Soldiers ‘kickstart’ their job search
By Sgt. Spencer Rhodes, 107th MPAD
CAMP BLANDING JOINT TRAINING CENTER, Fla. (Jan. 8, 2012) — As unemployment has fluctuated in Florida, the National Guard’s numbers have not passed unscathed. In an effort to curb a rising unemployment rate among Soldiers, the state of Florida, in cooperation with the Paxen Learning Corporation, created Operation Kickstart, which focuses on assisting Soldiers and their specific abilities to find occupations.
According to Roy Clark, vice president of legislative affairs for Paxen, Adjutant General of Florida, Maj. Gen. Emmett R. Titshaw, approached them about his concern for the 17 percent of the Florida National Guard who are unemployed. Paxen is already involved in running two additional veteran assistance programs that help students and adults create job skills and remain in school: Forward March and About Face.
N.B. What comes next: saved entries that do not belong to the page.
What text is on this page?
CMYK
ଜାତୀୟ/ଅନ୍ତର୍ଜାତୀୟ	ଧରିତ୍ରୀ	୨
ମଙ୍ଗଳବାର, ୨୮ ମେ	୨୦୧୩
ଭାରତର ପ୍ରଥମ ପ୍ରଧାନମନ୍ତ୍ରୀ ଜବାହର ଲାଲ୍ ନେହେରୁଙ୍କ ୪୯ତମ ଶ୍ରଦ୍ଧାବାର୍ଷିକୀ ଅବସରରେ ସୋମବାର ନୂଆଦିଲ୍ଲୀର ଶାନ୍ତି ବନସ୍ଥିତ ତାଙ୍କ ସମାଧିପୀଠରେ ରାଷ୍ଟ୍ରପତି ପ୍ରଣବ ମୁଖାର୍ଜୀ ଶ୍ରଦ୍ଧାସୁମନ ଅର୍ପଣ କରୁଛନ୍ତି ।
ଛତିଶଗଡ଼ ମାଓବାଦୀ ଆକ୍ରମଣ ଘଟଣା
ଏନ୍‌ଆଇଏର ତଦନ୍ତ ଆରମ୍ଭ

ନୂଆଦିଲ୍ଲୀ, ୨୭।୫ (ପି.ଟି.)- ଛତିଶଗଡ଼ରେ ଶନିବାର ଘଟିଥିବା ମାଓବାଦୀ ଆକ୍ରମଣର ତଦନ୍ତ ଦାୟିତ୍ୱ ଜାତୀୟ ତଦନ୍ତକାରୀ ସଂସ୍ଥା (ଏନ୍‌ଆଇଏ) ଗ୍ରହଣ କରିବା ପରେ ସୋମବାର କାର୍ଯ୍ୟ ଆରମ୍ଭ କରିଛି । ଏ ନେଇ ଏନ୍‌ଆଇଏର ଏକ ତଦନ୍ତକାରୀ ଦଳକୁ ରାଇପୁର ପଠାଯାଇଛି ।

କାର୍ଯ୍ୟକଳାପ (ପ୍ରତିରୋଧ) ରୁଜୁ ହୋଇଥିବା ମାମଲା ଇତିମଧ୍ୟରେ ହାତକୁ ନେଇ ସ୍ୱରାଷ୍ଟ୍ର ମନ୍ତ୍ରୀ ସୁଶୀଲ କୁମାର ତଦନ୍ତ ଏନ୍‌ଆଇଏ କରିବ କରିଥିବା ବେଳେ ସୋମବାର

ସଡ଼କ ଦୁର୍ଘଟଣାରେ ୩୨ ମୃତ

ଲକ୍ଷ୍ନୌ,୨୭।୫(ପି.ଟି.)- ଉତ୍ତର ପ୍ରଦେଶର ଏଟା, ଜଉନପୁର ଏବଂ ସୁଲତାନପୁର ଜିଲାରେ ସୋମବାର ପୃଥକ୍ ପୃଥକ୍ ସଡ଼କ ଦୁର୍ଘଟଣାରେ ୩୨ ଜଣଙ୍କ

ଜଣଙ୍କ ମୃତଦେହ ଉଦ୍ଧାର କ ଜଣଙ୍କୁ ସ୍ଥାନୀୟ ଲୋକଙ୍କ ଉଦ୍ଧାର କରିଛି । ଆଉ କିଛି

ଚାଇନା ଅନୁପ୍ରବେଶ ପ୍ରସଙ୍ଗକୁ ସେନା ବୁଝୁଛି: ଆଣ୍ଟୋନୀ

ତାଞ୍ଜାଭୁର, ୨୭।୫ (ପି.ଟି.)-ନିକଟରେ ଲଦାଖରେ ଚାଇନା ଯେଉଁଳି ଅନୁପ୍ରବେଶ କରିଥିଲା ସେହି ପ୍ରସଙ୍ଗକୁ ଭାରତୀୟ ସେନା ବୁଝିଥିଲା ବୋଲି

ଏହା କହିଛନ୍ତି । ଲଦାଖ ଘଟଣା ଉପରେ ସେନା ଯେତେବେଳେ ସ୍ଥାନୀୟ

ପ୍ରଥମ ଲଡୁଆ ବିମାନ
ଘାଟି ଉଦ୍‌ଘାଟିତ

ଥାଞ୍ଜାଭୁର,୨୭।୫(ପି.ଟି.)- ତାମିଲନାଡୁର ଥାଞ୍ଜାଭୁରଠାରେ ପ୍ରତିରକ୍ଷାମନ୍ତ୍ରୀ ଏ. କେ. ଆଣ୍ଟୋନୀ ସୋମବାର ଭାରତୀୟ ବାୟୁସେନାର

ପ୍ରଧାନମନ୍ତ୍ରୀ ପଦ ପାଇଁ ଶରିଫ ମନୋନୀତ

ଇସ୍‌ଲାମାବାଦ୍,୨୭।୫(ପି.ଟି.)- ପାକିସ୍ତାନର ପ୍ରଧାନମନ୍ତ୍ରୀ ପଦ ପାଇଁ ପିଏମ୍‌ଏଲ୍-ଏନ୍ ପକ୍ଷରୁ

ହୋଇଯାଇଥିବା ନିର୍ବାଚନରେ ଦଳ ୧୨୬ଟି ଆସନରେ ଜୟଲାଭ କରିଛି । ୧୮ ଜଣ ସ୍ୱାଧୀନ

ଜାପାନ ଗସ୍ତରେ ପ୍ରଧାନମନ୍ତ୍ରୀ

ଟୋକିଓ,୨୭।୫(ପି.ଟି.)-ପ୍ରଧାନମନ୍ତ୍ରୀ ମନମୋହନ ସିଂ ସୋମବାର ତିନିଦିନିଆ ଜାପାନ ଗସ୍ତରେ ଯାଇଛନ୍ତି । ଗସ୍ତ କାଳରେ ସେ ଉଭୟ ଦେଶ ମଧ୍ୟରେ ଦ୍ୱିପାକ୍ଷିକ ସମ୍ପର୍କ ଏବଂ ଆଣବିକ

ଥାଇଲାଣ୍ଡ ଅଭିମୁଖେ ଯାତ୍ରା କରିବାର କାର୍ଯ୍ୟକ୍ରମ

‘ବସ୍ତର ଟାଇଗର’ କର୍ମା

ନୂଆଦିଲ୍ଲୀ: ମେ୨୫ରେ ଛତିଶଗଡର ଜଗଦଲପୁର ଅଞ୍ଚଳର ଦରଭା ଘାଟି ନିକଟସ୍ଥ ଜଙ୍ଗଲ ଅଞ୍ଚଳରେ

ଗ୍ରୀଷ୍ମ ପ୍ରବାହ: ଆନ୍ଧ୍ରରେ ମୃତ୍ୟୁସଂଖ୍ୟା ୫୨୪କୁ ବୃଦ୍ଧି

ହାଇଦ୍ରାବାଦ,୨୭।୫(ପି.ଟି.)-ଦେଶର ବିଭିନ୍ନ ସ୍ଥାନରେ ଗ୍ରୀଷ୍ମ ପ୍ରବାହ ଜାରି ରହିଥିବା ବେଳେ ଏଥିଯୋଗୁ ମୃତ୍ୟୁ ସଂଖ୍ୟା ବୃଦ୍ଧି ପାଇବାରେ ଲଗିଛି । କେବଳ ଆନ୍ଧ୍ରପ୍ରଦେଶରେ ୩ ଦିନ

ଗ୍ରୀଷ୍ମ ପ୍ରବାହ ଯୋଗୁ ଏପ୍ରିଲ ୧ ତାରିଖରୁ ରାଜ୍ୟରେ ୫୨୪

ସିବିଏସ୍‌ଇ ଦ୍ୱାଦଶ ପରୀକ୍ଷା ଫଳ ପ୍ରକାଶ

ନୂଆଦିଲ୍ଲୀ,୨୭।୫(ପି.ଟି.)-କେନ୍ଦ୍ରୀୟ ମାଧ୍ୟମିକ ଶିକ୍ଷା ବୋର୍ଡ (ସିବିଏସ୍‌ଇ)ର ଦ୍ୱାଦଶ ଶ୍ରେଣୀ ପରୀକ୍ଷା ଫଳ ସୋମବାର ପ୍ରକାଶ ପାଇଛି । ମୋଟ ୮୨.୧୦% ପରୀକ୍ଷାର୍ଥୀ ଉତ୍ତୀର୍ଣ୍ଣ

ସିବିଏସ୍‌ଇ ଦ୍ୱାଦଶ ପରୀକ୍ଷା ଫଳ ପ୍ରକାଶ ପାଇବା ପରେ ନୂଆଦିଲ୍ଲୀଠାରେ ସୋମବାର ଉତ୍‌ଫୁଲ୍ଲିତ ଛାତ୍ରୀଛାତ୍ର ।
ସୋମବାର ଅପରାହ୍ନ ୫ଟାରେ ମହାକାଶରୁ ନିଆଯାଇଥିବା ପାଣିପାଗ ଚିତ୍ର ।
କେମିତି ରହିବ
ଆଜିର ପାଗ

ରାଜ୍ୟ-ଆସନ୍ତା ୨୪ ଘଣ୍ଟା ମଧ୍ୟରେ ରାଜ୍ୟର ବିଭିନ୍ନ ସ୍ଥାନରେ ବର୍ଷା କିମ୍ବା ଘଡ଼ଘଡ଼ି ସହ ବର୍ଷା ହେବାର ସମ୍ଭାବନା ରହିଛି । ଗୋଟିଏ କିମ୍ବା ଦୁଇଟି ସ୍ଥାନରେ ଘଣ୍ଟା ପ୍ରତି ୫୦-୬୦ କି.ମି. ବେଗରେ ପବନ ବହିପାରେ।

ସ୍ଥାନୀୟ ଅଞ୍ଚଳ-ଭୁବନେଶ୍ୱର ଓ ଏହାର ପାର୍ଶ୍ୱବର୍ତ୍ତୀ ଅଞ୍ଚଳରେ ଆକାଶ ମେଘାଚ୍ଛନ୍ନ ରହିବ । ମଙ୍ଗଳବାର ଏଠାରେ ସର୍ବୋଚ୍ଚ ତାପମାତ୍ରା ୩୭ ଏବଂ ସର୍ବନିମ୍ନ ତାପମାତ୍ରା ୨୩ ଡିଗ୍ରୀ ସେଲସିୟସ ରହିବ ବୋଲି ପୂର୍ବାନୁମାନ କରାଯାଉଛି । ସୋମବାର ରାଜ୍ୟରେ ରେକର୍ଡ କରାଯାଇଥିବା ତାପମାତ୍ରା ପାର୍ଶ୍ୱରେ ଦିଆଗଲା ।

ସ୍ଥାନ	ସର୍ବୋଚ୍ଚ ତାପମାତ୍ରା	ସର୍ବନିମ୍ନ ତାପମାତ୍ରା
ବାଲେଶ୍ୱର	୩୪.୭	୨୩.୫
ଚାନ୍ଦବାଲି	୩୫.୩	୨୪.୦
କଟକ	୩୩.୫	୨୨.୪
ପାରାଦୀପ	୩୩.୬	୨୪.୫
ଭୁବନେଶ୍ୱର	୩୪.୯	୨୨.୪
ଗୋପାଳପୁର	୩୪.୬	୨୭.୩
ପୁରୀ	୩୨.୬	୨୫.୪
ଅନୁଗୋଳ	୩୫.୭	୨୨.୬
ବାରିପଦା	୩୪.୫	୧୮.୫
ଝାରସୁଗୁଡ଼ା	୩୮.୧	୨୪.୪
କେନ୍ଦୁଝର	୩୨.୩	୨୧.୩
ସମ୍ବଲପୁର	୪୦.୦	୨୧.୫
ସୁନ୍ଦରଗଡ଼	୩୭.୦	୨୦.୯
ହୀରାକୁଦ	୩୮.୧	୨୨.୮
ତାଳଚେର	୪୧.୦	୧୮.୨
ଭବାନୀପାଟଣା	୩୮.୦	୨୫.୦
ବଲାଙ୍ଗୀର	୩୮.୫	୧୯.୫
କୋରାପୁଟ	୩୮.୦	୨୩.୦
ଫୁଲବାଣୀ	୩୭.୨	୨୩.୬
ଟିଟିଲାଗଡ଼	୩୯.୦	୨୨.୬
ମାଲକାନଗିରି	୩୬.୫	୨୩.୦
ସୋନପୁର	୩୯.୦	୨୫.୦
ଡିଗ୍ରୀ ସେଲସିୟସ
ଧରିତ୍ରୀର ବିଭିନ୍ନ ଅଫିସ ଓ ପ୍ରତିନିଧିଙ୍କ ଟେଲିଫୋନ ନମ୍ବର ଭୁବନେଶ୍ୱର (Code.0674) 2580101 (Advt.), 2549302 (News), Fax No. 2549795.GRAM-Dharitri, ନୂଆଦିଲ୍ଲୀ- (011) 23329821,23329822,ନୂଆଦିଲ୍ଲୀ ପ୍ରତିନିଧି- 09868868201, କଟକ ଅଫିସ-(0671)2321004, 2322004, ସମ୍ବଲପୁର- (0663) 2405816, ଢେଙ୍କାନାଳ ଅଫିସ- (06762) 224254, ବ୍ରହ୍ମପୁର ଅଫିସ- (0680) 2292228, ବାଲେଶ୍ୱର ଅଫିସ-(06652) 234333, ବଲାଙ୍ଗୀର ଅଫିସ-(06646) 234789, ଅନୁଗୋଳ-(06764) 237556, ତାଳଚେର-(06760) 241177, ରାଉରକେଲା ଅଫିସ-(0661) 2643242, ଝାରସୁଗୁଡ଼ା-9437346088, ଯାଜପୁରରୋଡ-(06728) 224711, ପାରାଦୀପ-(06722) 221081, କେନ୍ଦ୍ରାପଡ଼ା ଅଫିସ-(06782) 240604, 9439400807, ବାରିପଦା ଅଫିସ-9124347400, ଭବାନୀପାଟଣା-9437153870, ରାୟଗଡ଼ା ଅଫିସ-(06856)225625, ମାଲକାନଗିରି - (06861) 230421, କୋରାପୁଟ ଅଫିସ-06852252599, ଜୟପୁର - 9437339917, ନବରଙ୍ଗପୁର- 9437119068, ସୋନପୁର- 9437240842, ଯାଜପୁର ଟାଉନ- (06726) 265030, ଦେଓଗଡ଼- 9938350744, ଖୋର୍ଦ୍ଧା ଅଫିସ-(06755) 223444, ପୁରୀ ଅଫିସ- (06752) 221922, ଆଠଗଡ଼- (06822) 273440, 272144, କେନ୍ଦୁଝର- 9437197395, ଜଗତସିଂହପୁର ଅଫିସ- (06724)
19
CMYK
Titshaw suggested allocating a portion of that funding to help veterans receive the assistance they needed.
Operation Kickstart uses an online database that takes the Military Occupational Specialty of an individual to reference open job opportunities that will complement skills accumulated during their service in the military.
“Since our start on October 15,, 2011, we have helped register 600 soldiers in the Military Pipeline online database,” said Clark. “Currently 165 are being personally coached, thirteen of those have recently been placed in jobs and 5 more in schools.”
In addition to Operation Kickstart, the state offers multiple resources to help veterans find unemployment or even start a business; the Florida Department of Economic Opportunity, Work Source, and the Employ Florida Marketplace website, which functions in a similar capacity to Operation Kickstart, are all resources that offer personal help with completing resumes and searching for fitting employment opportunities.
For Sgt. Charlene Sands, being able to have her MOS translated into a civilian applicable term was highly valuable.
“It’s good to get it translated into the civilian life, because I’ve actually only been a military technician for the past four years, I had always been in the civilian world, so I only ever had a civilian job,” said Sands. “Now with my MOS, a lot of people don’t really understand what I do, you could tell them the MOS; but they don’t know what 92 Alpha means. So yes, that was definitely helpful.”
Staff Sgt. Jerry Gesell, a career counselor who works with Recruiting and Retention at Camp Blanding Joint Training Center, says that many problems Soldiers may have during a National Guard drill are associated with their life and job status in their time away from drill. If a Soldier is jobless, they may not afford to feed themselves in a healthy manner or exercise frequently which will affect their job performance or physical fitness results when they attend drill.
“What’s great about all this is that it wasn’t always a focus, for unemployed Soldiers specifically,” said Gesell. “Now there are resources that cater to their specific needs. Since there are 28 days they aren’t at drill, the question is, ‘How can we make those 28 days better for them’, so their days at drill are improved as well.”